Business investment growth will rise from -3.7% in 2013 to 6.6% this year, and 8.3% in 2015, supported by improving confidence among firms and low borrowing costs.
Net trade is also expected to play a small role in supporting growth this year and next. Import growth will rise, reflecting stronger domestic demand. Meanwhile, exports will also strengthen, as growth picks up in the Eurozone and broader global economy. Export growth is expected to rise from 1% in 2013 to 3.6% in 2014, and 4.7% in 2015.
John Cridland, CBI Director-General, said:
“We are starting to see signs of the right kind of growth.
“In our view this is not a debt-fuelled, housing bubble-led recovery – our forecast shows encouraging signs that business investment and net trade are starting to play their part.
“More businesses are feeling inclined to invest in new technology and advertising.

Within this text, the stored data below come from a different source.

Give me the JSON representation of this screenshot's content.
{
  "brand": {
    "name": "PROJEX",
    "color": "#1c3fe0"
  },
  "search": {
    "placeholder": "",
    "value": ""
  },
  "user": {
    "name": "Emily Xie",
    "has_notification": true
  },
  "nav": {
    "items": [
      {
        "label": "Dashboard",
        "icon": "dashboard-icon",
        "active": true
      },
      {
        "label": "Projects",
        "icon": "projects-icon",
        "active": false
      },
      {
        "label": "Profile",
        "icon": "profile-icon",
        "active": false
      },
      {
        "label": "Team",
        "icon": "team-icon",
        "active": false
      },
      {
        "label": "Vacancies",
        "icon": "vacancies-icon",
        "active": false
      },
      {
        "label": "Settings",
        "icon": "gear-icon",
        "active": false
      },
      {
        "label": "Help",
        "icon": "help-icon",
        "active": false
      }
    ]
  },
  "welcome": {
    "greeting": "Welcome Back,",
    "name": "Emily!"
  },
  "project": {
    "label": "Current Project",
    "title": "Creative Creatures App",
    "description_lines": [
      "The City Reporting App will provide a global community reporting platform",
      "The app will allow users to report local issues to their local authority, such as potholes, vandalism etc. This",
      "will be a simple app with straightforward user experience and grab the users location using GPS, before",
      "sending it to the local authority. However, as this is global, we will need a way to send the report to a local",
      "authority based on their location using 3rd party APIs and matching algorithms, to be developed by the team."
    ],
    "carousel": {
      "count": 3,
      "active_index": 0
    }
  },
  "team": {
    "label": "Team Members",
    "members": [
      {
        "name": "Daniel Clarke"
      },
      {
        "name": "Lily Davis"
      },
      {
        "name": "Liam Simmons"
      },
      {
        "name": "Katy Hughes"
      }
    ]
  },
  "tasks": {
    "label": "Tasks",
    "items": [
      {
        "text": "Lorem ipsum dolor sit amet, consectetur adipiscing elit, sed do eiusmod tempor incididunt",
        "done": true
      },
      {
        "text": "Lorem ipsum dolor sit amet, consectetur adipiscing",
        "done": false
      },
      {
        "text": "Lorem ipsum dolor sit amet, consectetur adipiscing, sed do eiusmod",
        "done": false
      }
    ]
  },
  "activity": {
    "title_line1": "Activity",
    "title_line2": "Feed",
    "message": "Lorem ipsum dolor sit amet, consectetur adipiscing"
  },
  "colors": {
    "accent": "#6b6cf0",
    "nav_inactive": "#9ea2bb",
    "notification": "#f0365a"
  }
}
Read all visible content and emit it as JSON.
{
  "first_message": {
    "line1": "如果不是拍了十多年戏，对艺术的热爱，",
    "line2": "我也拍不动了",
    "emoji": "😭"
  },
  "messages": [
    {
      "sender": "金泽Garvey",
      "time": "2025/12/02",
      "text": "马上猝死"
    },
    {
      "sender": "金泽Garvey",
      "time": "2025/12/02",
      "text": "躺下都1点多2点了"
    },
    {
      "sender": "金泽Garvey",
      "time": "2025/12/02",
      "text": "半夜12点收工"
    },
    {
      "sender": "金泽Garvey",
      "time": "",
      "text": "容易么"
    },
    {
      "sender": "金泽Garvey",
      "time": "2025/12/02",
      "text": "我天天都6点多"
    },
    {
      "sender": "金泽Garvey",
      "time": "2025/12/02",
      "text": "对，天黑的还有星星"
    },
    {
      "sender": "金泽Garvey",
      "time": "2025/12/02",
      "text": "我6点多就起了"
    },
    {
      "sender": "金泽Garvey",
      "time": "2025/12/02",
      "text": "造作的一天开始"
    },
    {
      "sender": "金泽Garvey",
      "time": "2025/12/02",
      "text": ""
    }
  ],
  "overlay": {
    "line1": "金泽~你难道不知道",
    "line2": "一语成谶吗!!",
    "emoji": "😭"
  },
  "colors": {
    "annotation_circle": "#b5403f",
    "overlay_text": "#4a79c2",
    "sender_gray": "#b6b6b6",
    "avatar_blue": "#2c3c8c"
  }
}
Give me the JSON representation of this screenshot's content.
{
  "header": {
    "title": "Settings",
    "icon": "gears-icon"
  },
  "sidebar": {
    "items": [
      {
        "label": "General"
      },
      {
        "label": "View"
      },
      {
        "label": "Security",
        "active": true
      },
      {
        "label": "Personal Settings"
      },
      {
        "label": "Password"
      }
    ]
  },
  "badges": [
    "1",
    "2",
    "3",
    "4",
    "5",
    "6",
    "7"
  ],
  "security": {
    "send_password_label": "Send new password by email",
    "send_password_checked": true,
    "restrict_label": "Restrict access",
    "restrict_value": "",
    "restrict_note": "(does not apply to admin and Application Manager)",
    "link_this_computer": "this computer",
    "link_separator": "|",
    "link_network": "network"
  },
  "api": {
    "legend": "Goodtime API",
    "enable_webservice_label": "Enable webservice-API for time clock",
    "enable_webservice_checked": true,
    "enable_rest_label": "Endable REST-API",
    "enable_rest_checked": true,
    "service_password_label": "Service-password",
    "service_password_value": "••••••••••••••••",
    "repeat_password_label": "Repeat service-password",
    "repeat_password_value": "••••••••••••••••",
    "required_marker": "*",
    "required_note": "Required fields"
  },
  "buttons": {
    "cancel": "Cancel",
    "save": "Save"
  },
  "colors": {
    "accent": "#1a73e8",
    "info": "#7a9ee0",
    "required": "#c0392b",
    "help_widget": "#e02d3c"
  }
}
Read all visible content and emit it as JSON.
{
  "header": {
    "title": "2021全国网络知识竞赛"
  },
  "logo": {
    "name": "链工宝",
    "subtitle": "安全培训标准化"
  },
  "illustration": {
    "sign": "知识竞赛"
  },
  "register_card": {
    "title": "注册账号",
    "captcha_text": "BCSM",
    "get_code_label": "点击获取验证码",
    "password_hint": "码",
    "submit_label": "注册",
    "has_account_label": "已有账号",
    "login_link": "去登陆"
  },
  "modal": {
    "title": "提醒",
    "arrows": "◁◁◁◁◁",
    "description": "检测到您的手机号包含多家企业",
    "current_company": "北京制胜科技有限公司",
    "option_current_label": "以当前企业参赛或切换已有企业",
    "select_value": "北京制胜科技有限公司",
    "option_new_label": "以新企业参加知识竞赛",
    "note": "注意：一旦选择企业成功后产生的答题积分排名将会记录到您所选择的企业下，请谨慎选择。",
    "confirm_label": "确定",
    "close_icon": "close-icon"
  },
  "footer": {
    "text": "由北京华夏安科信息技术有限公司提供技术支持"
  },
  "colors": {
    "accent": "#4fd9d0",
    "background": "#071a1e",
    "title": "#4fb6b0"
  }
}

We can also expect to see more companies coming to market to raise finance and an uptick in merger and acquisitions activity as animal spirits return.
“But there is no doubt that business leaders are concerned about political uncertainty as we enter a lengthy election campaign. This could be a real mood killer when business leaders are faced with making big investment decisions in the months ahead.”
Quarter-on-quarter GDP growth of 0.6% is expected this year, and quarterly growth rates of around 0.6% to 0.7% in 2015.
The CBI expects unemployment to have already reached the Bank of England’s 7% threshold in the fourth quarter of 2013, before falling further to 6.8% in 2014 (2.2 million) and 6.6% by the end of 2015 (2.13 million). However, with inflationary pressures likely to remain muted, and considerable spare capacity in the economy, the CBI sees no prospect of an interest rate rise until the third quarter of 2015 when it is forecasting the first 0.25 percentage point increase.
The recent strength in consumer spending is expected to slow somewhat this year as improvements in confidence are unlikely to be sustained at the same pace. However, average earnings growth will gradually outstrip CPI inflation this year, which will increasingly provide a more solid foundation for consumer spending going forward.
The CBI also said it expects house price inflation to rise by 6.3% this year and 5.2% next year, but said that much of the price increases seen in London and the South East are not being replicated across the country, and it reiterated its call for action to boost housing supply.
Katja Hall, CBI Chief Policy Director, added:
“The good news is that this year more jobs will be created across the economy, wages will go up at a faster rate than CPI inflation and borrowing costs will remain low.
“This should help ease some of the pressure on people struggling after a prolonged squeeze.
“Businesses will now be looking to next month’s Budget for action from the Chancellor to cement the recovery.”